The lag between residential building approvals and actual commencements has made it difficult to forecast exactly when the housing market will bottom out.
Adding to the conjecture, HIA’s latest national outlook has forecast the market to stabilise at around 20 per cent below the peak.
“If economic activity improves, the credit squeeze dissipates, home prices stabilise and the recent stimulus measures take hold, the supply of new work into the pipeline will soon reach its low point,” HIA chief economist Tim Reardon said.
The latest ABS figures show building approvals for the 2018-19 fiscal year are down 19.5 per cent.
The industry association said that housing approvals are experiencing the sharpest contraction since the introduction of the GST in 2000 when the market corrected 43 per cent in less than a year.

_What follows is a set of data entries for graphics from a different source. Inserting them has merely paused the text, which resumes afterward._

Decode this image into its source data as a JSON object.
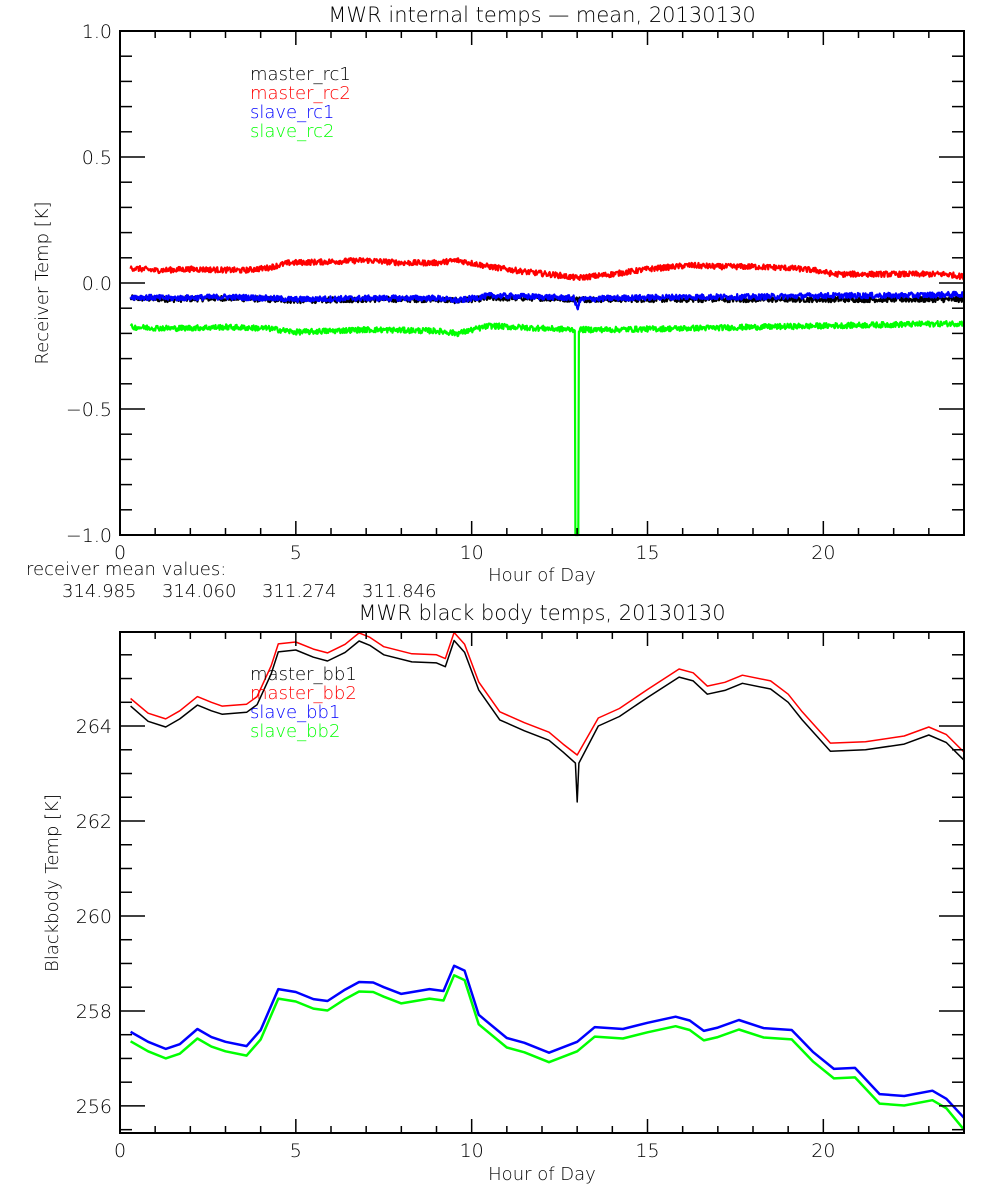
{
  "chart_data": [
    {
      "type": "line",
      "title": "MWR internal temps — mean, 20130130",
      "xlabel": "Hour of Day",
      "ylabel": "Receiver Temp [K]",
      "xlim": [
        0,
        24
      ],
      "ylim": [
        -1.0,
        1.0
      ],
      "xticks": [
        0,
        5,
        10,
        15,
        20
      ],
      "xtick_labels": [
        "0",
        "5",
        "10",
        "15",
        "20"
      ],
      "yticks": [
        -1.0,
        -0.5,
        0.0,
        0.5,
        1.0
      ],
      "ytick_labels": [
        "−1.0",
        "−0.5",
        "0.0",
        "0.5",
        "1.0"
      ],
      "grid": false,
      "legend_position": "top-left",
      "series": [
        {
          "name": "master_rc1",
          "color": "#000000",
          "noisy": true,
          "x": [
            0.3,
            1.5,
            3.0,
            4.2,
            5.0,
            7.0,
            9.0,
            9.6,
            10.5,
            12.0,
            13.0,
            14.0,
            16.0,
            18.0,
            20.0,
            22.0,
            24.0
          ],
          "y": [
            -0.06,
            -0.065,
            -0.06,
            -0.065,
            -0.07,
            -0.065,
            -0.065,
            -0.07,
            -0.06,
            -0.06,
            -0.065,
            -0.065,
            -0.065,
            -0.065,
            -0.065,
            -0.065,
            -0.065
          ]
        },
        {
          "name": "master_rc2",
          "color": "#ff0000",
          "noisy": true,
          "x": [
            0.3,
            1.0,
            2.0,
            3.5,
            4.2,
            4.8,
            6.0,
            7.0,
            8.0,
            9.0,
            9.6,
            10.5,
            11.5,
            12.5,
            13.0,
            14.0,
            15.0,
            16.2,
            17.0,
            18.0,
            19.0,
            19.8,
            20.3,
            21.5,
            22.5,
            23.5,
            24.0
          ],
          "y": [
            0.06,
            0.05,
            0.055,
            0.05,
            0.06,
            0.08,
            0.085,
            0.09,
            0.08,
            0.08,
            0.09,
            0.065,
            0.045,
            0.03,
            0.02,
            0.035,
            0.055,
            0.07,
            0.065,
            0.065,
            0.06,
            0.05,
            0.035,
            0.035,
            0.035,
            0.035,
            0.025
          ]
        },
        {
          "name": "slave_rc1",
          "color": "#0000ff",
          "noisy": true,
          "x": [
            0.3,
            1.5,
            3.0,
            4.2,
            5.0,
            7.0,
            9.0,
            9.6,
            10.5,
            12.0,
            12.9,
            13.0,
            13.1,
            14.0,
            16.0,
            18.0,
            20.0,
            22.0,
            24.0
          ],
          "y": [
            -0.055,
            -0.06,
            -0.055,
            -0.06,
            -0.065,
            -0.06,
            -0.06,
            -0.07,
            -0.05,
            -0.055,
            -0.06,
            -0.1,
            -0.065,
            -0.06,
            -0.055,
            -0.055,
            -0.05,
            -0.05,
            -0.045
          ]
        },
        {
          "name": "slave_rc2",
          "color": "#00ff00",
          "noisy": true,
          "x": [
            0.3,
            1.5,
            3.0,
            4.2,
            5.0,
            7.0,
            9.0,
            9.6,
            10.5,
            12.0,
            12.9,
            13.0,
            13.1,
            14.0,
            16.0,
            18.0,
            20.0,
            22.0,
            24.0
          ],
          "y": [
            -0.175,
            -0.18,
            -0.175,
            -0.18,
            -0.195,
            -0.185,
            -0.19,
            -0.2,
            -0.17,
            -0.18,
            -0.185,
            -1.0,
            -0.185,
            -0.185,
            -0.18,
            -0.175,
            -0.17,
            -0.165,
            -0.16
          ]
        }
      ],
      "annotation": {
        "label": "receiver mean values:",
        "values": [
          {
            "text": "314.985",
            "color": "#000000"
          },
          {
            "text": "314.060",
            "color": "#ff0000"
          },
          {
            "text": "311.274",
            "color": "#0000ff"
          },
          {
            "text": "311.846",
            "color": "#00ff00"
          }
        ]
      }
    },
    {
      "type": "line",
      "title": "MWR black body temps, 20130130",
      "xlabel": "Hour of Day",
      "ylabel": "Blackbody Temp [K]",
      "xlim": [
        0,
        24
      ],
      "ylim": [
        255.43,
        265.98
      ],
      "xticks": [
        0,
        5,
        10,
        15,
        20
      ],
      "xtick_labels": [
        "0",
        "5",
        "10",
        "15",
        "20"
      ],
      "yticks": [
        256,
        258,
        260,
        262,
        264
      ],
      "ytick_labels": [
        "256",
        "258",
        "260",
        "262",
        "264"
      ],
      "grid": false,
      "legend_position": "top-left",
      "series": [
        {
          "name": "master_bb1",
          "color": "#000000",
          "x": [
            0.3,
            0.8,
            1.3,
            1.7,
            2.2,
            2.6,
            2.9,
            3.6,
            3.9,
            4.3,
            4.5,
            5.0,
            5.5,
            5.9,
            6.4,
            6.8,
            7.1,
            7.5,
            8.3,
            9.0,
            9.25,
            9.5,
            9.8,
            10.2,
            10.8,
            11.5,
            12.2,
            12.6,
            12.95,
            13.0,
            13.05,
            13.6,
            14.2,
            15.0,
            15.9,
            16.3,
            16.7,
            17.2,
            17.7,
            18.5,
            19.0,
            19.4,
            20.2,
            21.2,
            22.3,
            23.0,
            23.5,
            24.0
          ],
          "y": [
            264.42,
            264.1,
            263.98,
            264.15,
            264.44,
            264.32,
            264.25,
            264.29,
            264.45,
            265.1,
            265.56,
            265.6,
            265.45,
            265.37,
            265.55,
            265.79,
            265.7,
            265.5,
            265.35,
            265.33,
            265.25,
            265.8,
            265.55,
            264.76,
            264.13,
            263.9,
            263.7,
            263.45,
            263.22,
            262.4,
            263.22,
            264.0,
            264.2,
            264.6,
            265.03,
            264.95,
            264.67,
            264.75,
            264.9,
            264.78,
            264.5,
            264.13,
            263.47,
            263.5,
            263.62,
            263.81,
            263.65,
            263.28
          ]
        },
        {
          "name": "master_bb2",
          "color": "#ff0000",
          "x": [
            0.3,
            0.8,
            1.3,
            1.7,
            2.2,
            2.6,
            2.9,
            3.6,
            3.9,
            4.3,
            4.5,
            5.0,
            5.5,
            5.9,
            6.4,
            6.8,
            7.1,
            7.5,
            8.3,
            9.0,
            9.25,
            9.5,
            9.8,
            10.2,
            10.8,
            11.5,
            12.2,
            12.6,
            13.0,
            13.6,
            14.2,
            15.0,
            15.9,
            16.3,
            16.7,
            17.2,
            17.7,
            18.5,
            19.0,
            19.4,
            20.2,
            21.2,
            22.3,
            23.0,
            23.5,
            24.0
          ],
          "y": [
            264.58,
            264.27,
            264.15,
            264.32,
            264.62,
            264.5,
            264.42,
            264.46,
            264.62,
            265.27,
            265.73,
            265.77,
            265.62,
            265.54,
            265.72,
            265.96,
            265.87,
            265.67,
            265.52,
            265.5,
            265.42,
            265.97,
            265.72,
            264.93,
            264.3,
            264.07,
            263.87,
            263.62,
            263.39,
            264.17,
            264.37,
            264.77,
            265.2,
            265.12,
            264.84,
            264.92,
            265.07,
            264.95,
            264.67,
            264.3,
            263.64,
            263.67,
            263.79,
            263.98,
            263.82,
            263.45
          ]
        },
        {
          "name": "slave_bb1",
          "color": "#0000ff",
          "x": [
            0.3,
            0.8,
            1.3,
            1.7,
            2.2,
            2.6,
            3.0,
            3.6,
            4.0,
            4.5,
            5.0,
            5.5,
            5.9,
            6.4,
            6.8,
            7.2,
            7.5,
            8.0,
            8.8,
            9.2,
            9.5,
            9.8,
            10.2,
            11.0,
            11.5,
            12.2,
            13.0,
            13.5,
            14.3,
            15.0,
            15.8,
            16.2,
            16.6,
            17.0,
            17.6,
            18.3,
            19.1,
            19.7,
            20.3,
            20.9,
            21.6,
            22.3,
            23.1,
            23.5,
            24.0
          ],
          "y": [
            257.56,
            257.35,
            257.2,
            257.3,
            257.62,
            257.45,
            257.35,
            257.26,
            257.6,
            258.46,
            258.4,
            258.25,
            258.21,
            258.45,
            258.61,
            258.6,
            258.5,
            258.36,
            258.46,
            258.42,
            258.95,
            258.85,
            257.92,
            257.43,
            257.33,
            257.12,
            257.35,
            257.66,
            257.62,
            257.75,
            257.88,
            257.8,
            257.58,
            257.65,
            257.81,
            257.64,
            257.6,
            257.14,
            256.78,
            256.8,
            256.25,
            256.21,
            256.32,
            256.15,
            255.75
          ]
        },
        {
          "name": "slave_bb2",
          "color": "#00ff00",
          "x": [
            0.3,
            0.8,
            1.3,
            1.7,
            2.2,
            2.6,
            3.0,
            3.6,
            4.0,
            4.5,
            5.0,
            5.5,
            5.9,
            6.4,
            6.8,
            7.2,
            7.5,
            8.0,
            8.8,
            9.2,
            9.5,
            9.8,
            10.2,
            11.0,
            11.5,
            12.2,
            13.0,
            13.5,
            14.3,
            15.0,
            15.8,
            16.2,
            16.6,
            17.0,
            17.6,
            18.3,
            19.1,
            19.7,
            20.3,
            20.9,
            21.6,
            22.3,
            23.1,
            23.5,
            24.0
          ],
          "y": [
            257.36,
            257.15,
            257.0,
            257.1,
            257.42,
            257.25,
            257.15,
            257.06,
            257.4,
            258.26,
            258.2,
            258.05,
            258.01,
            258.25,
            258.41,
            258.4,
            258.3,
            258.16,
            258.26,
            258.22,
            258.75,
            258.65,
            257.72,
            257.23,
            257.13,
            256.92,
            257.15,
            257.46,
            257.42,
            257.55,
            257.68,
            257.6,
            257.38,
            257.45,
            257.61,
            257.44,
            257.4,
            256.94,
            256.58,
            256.6,
            256.05,
            256.01,
            256.12,
            255.95,
            255.5
          ]
        }
      ]
    }
  ]
}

HIA said that the detached housing market appears to have held up well due to the lag between the sale and commencement of houses—detached housing approvals were down 9 per cent.
“A large number of the houses that commenced during the [second] quarter were purchased off-the-plan some time ago, as far back as 2017 in some markets,” the report said.
“This gives the impression that contemporary market conditions are stronger than is the case.”
Apartment approvals were significantly harder hit, with the number of high-rise residential approvals—buildings of more than 4-storeys—experiencing a 41.8 per cent contraction.
HIA forecasts a further 7.6 per cent decline for house markets, primarily in the first half of the fiscal year, which is set to stabilise over the following two years.
For apartments, HIA estimates a further decline of 12 per cent in 2019-20 before a slow improvement in 2021-22.
“The number of apartments under construction will continue to fall as more projects reach completion and fewer new projects enter the pipeline,” Reardon said.
“The silver lining to this contraction is that there is a convergence of conditions under way in the building industry.
“We no longer have a boom in east coast capitals and stagnating markets elsewhere.
“Interest rates, income taxes and lending restrictions have all been eased in an effort to support activity and economic growth, [which] are now supporting activity in housing markets across the economy.”